Sir Mark, a Royal Engineer, was one of the founders of Britain’s 1st Airborne Division during the Second World War, and was hailed as their ‘saviour’ during the retreat from Arnhem.
His medals were described as an ‘extremely important and rare group’ and went to a private collector of medals for significant historical events when they were auctioned by Noonans Mayfair on Wednesday (February 14).
The £100,000 price exceeded the £60,000 to £80,000 expectation of the family, who were keen for the heroics of the British Airborne Forces during the Second World War and the sacrifices made by them to continue to live on in the public consciousness for generations to come.

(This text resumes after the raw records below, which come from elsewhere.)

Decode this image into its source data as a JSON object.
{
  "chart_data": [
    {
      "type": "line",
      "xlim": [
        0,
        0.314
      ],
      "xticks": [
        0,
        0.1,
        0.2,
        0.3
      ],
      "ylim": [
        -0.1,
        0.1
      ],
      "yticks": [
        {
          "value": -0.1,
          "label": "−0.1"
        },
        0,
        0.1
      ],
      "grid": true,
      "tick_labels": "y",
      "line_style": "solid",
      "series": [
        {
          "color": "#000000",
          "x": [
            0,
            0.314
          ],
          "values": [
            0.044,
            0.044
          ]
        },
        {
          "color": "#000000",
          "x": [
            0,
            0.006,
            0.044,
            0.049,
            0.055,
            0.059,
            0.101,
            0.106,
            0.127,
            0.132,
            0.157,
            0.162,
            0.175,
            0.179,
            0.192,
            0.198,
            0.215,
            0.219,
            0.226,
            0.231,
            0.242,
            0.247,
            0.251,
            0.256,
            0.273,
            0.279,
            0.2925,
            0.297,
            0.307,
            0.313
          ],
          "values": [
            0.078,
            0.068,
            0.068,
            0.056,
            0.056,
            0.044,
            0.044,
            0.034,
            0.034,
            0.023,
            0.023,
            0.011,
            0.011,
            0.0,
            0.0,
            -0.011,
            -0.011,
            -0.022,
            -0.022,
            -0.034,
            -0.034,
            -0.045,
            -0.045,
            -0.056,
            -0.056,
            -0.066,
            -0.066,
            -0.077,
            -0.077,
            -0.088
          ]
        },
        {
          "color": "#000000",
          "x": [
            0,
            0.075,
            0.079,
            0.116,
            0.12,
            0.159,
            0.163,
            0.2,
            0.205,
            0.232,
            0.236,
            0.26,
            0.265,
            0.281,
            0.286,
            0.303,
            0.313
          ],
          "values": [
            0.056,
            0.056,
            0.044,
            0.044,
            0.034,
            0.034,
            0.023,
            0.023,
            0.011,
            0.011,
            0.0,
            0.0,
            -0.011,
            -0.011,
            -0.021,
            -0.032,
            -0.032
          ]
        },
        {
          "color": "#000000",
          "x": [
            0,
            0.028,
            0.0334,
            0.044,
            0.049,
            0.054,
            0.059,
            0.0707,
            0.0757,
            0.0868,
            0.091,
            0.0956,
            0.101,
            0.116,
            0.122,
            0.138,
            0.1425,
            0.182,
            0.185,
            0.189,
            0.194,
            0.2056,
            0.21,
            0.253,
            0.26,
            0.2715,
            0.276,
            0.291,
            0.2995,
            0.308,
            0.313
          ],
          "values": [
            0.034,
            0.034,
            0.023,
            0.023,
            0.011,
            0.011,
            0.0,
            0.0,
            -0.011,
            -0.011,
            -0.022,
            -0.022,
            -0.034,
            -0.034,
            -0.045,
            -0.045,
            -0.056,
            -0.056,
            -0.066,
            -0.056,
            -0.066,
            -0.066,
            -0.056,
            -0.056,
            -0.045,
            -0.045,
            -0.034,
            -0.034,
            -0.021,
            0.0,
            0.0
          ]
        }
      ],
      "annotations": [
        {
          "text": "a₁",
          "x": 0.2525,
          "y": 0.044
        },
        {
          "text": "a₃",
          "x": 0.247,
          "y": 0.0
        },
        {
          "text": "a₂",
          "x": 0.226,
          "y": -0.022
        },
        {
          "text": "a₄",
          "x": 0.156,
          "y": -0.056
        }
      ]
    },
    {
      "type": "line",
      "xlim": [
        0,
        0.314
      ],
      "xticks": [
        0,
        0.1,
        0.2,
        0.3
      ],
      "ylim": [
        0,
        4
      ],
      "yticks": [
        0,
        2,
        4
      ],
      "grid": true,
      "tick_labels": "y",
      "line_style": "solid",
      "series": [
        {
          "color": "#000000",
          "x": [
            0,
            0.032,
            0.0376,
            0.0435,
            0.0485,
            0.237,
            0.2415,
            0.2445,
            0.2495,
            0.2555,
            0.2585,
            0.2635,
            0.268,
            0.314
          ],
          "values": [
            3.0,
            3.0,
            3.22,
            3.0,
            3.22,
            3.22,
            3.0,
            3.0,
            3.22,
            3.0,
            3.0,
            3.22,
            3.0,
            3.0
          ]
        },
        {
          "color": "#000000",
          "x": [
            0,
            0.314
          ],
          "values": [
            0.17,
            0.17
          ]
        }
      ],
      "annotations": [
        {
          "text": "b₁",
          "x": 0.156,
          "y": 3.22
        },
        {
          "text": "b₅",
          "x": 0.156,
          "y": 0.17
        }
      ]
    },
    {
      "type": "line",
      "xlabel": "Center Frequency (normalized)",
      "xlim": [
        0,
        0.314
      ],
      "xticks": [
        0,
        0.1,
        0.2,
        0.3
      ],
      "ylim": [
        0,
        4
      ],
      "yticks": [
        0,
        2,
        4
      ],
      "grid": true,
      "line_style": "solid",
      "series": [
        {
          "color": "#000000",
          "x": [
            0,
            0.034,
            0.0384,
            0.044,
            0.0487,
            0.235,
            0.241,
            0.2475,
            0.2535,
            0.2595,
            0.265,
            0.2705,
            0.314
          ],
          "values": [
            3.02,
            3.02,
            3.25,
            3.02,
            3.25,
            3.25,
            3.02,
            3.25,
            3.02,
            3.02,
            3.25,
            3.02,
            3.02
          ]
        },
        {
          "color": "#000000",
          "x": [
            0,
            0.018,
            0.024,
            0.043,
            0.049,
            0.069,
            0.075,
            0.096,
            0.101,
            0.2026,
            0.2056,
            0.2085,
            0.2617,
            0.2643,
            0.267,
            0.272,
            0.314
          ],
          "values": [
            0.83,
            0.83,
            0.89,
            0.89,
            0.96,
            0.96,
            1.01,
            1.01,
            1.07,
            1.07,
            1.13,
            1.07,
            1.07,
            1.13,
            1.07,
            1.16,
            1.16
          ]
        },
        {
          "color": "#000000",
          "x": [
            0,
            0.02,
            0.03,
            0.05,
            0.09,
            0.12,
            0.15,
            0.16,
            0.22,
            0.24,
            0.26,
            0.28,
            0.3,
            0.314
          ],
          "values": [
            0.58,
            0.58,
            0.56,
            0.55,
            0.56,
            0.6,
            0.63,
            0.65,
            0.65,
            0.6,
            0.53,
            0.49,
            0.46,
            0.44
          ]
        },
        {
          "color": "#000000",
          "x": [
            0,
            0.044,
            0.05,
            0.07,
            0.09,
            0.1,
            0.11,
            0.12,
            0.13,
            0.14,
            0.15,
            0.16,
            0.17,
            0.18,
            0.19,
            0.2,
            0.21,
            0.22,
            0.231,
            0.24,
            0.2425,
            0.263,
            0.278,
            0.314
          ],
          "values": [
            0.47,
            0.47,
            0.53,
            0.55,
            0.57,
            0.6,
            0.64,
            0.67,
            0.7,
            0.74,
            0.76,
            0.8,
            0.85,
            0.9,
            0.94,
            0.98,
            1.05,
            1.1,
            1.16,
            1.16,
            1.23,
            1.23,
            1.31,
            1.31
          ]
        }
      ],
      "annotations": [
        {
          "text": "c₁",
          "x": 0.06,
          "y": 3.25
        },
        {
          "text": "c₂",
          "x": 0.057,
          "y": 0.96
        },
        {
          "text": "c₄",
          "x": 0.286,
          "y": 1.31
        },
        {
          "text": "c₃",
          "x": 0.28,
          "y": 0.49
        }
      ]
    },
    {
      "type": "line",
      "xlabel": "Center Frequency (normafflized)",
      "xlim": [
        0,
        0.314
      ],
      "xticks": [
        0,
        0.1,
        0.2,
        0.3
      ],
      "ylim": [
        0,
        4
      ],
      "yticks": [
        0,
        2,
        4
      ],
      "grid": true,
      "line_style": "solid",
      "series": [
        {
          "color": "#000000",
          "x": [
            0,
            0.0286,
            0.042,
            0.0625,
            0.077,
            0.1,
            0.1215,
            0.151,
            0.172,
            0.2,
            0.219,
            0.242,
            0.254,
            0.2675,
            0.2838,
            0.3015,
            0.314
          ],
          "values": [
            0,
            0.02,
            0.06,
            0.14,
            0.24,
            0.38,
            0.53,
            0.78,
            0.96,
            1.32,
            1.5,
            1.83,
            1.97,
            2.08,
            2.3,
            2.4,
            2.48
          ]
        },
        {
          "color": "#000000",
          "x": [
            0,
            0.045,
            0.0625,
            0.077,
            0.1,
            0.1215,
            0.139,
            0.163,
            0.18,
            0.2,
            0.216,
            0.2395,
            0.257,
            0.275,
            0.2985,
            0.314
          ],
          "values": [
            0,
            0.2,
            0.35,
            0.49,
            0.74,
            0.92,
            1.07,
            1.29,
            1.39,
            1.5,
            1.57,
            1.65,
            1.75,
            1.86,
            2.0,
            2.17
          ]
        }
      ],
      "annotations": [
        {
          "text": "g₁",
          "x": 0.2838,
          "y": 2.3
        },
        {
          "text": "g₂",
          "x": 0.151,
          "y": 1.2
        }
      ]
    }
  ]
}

Sir Mark’s family wanted the sale to highlight the story of the medals and to secure their safekeeping for the long-term future.
Head of client liaison for Noonans, Christopher Mellor-Hill, said: “The price achieved for this amazing group of medals awarded to ‘Honker’ Henniker reflects not only his outstanding leadership under fire while severely wounded, capturing 90 Italian prisoners in the Sicily landings, and as a key figure in the famous WW2 raids of Bruneval and Telemark, but in the ultimate accolade of the immediate award of the DSO for his command and planning of the night time rescue and evacuation of some 2,400 men of the 1st Airborne Division trapped by the Germans west of Arnhem as a result of Operation Market Garden, which was commemorated by the famous film ‘A Bridge Too Far’.”
Sir Mark was born in Minehead in January, 1906, and after his long military career he died in December, 1991, aged 85, and is buried in St Peter’s Church, Llanwenarth Citra, Abergavenny.
During the war he was integral to the planning of the famous 1942 Bruneval Raid, the attempted destruction of a heavy water production plant in Telemark, Norway, the same year, and the airborne element of the invasion of Sicily, flying in by glider as part of HQ 1st Airlanding Brigade, in 1943.